Non, les élèves de l’ENA ne sont pas tous des privilégiés. Plus de la moitié d’entre eux ont un grand-père ouvrier, commerçant, employé, agriculteur, artisan ou chômeur

Non, les élèves de l’ENA ne sont pas tous des privilégiés. Si l’on peut regretter que seuls 19 % des élèves actuels aient un parent ouvrier, commerçant, employé, agriculteur, artisan ou chômeur, plus de la moitié d’entre eux ont un grand-père appartenant à l’une ou l’autre de ces catégories. L’administration reste dans notre pays l’un des moteurs de l’ascenseur social si l’on veut bien l’observer sur deux générations. Et il faut évidemment encore mieux faire. Mais aucun commentateur ne se donne la peine de comparer cette réalité avec celle d’autres écoles prestigieuses en France ou à l’étranger. Ni de relever qu’il est moins facile d’assurer aujourd’hui une grande diversité sociale avec des promotions réduites à 80 élèves qu’autrefois avec des promotions de 120. Ni d’expliquer le coût personnel, familial et financier que représente pour un fonctionnaire le fait de préparer l’ENA.

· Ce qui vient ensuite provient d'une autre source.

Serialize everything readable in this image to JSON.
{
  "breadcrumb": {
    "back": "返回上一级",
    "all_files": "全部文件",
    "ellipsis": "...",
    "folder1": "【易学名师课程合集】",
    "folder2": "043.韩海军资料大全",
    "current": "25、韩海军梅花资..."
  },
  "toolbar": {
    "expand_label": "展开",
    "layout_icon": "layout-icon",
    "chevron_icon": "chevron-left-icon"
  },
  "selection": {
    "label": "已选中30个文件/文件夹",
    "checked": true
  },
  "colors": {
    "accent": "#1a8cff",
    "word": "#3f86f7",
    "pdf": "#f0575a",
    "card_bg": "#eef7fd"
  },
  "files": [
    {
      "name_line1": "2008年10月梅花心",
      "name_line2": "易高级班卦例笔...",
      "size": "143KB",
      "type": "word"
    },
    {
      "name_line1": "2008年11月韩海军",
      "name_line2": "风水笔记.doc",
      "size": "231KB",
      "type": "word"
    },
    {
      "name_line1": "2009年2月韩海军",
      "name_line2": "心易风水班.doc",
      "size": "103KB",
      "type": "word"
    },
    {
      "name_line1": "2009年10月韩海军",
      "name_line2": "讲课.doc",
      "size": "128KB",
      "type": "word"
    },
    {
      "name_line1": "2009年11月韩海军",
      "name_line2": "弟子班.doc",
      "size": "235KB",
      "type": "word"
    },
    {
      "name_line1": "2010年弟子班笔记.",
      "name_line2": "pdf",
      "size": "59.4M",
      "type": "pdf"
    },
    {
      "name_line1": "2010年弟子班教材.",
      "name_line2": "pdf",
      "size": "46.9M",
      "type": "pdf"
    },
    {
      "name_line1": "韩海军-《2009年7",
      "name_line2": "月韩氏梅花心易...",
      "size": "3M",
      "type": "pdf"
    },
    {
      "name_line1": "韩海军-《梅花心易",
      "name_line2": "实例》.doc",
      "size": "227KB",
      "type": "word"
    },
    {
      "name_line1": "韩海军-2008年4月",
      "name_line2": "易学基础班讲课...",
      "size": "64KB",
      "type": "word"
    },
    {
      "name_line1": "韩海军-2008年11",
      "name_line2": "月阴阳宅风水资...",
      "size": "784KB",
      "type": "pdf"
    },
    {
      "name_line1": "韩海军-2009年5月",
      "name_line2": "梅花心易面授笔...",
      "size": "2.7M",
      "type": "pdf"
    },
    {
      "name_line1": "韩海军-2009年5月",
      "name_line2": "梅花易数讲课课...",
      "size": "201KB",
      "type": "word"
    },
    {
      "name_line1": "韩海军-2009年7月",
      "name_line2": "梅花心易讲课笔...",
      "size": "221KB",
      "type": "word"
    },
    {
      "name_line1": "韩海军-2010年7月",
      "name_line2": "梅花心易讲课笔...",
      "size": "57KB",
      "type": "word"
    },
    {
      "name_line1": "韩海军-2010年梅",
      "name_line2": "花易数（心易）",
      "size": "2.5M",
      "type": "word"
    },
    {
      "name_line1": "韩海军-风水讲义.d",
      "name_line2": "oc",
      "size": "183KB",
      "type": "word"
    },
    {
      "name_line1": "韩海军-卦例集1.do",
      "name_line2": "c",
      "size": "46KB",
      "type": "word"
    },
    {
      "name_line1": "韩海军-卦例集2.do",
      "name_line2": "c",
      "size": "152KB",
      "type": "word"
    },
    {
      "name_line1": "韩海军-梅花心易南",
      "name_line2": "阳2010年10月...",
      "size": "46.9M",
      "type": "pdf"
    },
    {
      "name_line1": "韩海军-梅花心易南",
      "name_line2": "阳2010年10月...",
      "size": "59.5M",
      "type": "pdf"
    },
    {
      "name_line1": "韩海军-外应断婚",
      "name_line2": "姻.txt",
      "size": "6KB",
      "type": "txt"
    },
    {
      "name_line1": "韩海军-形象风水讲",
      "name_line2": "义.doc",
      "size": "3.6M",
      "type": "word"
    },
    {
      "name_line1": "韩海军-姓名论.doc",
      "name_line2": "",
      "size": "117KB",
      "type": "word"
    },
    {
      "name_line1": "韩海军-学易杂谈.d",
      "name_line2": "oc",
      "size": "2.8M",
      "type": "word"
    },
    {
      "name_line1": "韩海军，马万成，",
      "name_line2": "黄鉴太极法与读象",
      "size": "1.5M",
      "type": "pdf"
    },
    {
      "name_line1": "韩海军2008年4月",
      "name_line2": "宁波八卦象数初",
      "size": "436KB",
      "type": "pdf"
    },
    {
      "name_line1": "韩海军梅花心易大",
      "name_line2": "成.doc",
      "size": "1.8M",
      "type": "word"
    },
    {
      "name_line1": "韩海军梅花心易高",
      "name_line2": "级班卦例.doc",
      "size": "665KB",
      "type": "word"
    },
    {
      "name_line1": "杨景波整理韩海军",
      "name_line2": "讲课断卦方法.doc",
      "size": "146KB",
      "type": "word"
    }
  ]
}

Non, les élèves de l’ENA ne suivent pas un cursus de formation inutile. En deuxième année à Strasbourg, ils travaillent aujourd’hui, dans le cadre d’une scolarité profondément rénovée grâce à des intervenants et un personnel d’une extrême qualité, à acquérir les compétences nécessaires pour exercer leur futur métier dans un esprit de service des administrés. Ils côtoient des officiers de gendarmerie lauréats de l’École de guerre, des élèves administrateurs des collectivités territoriales, des élèves ingénieurs spécialistes du numérique et, bientôt, de jeunes talents scientifiques ayant obtenu leur doctorat dans des disciplines à fort enjeu d’avenir (climat, algorithmes, intelligence artificielle).

Non, les élèves de l’ENA ne sont pas coupés des réalités de leur époque. Durant leur année de stages, ils sont au contact permanent des élus locaux, des forces de sécurité, de nombreux usagers et d’entreprises de toute taille. À Strasbourg, ils donnent tous de leur temps à des associations œuvrant en faveur de personnes défavorisées. Non, les élèves de l’ENA ne sont pas fermés sur eux-mêmes. Ils partagent leur scolarité avec des élèves internationaux qui regardent l’ENA comme l’un des grands atouts de la France. En 2019, l’ENA a enregistré 1400 candidatures pour son cycle international qui offre 57 places. Avec 3 500 anciens élèves étrangers qui exercent des responsabilités importantes dans leur pays, la «marque» ENA rayonne partout dans le monde.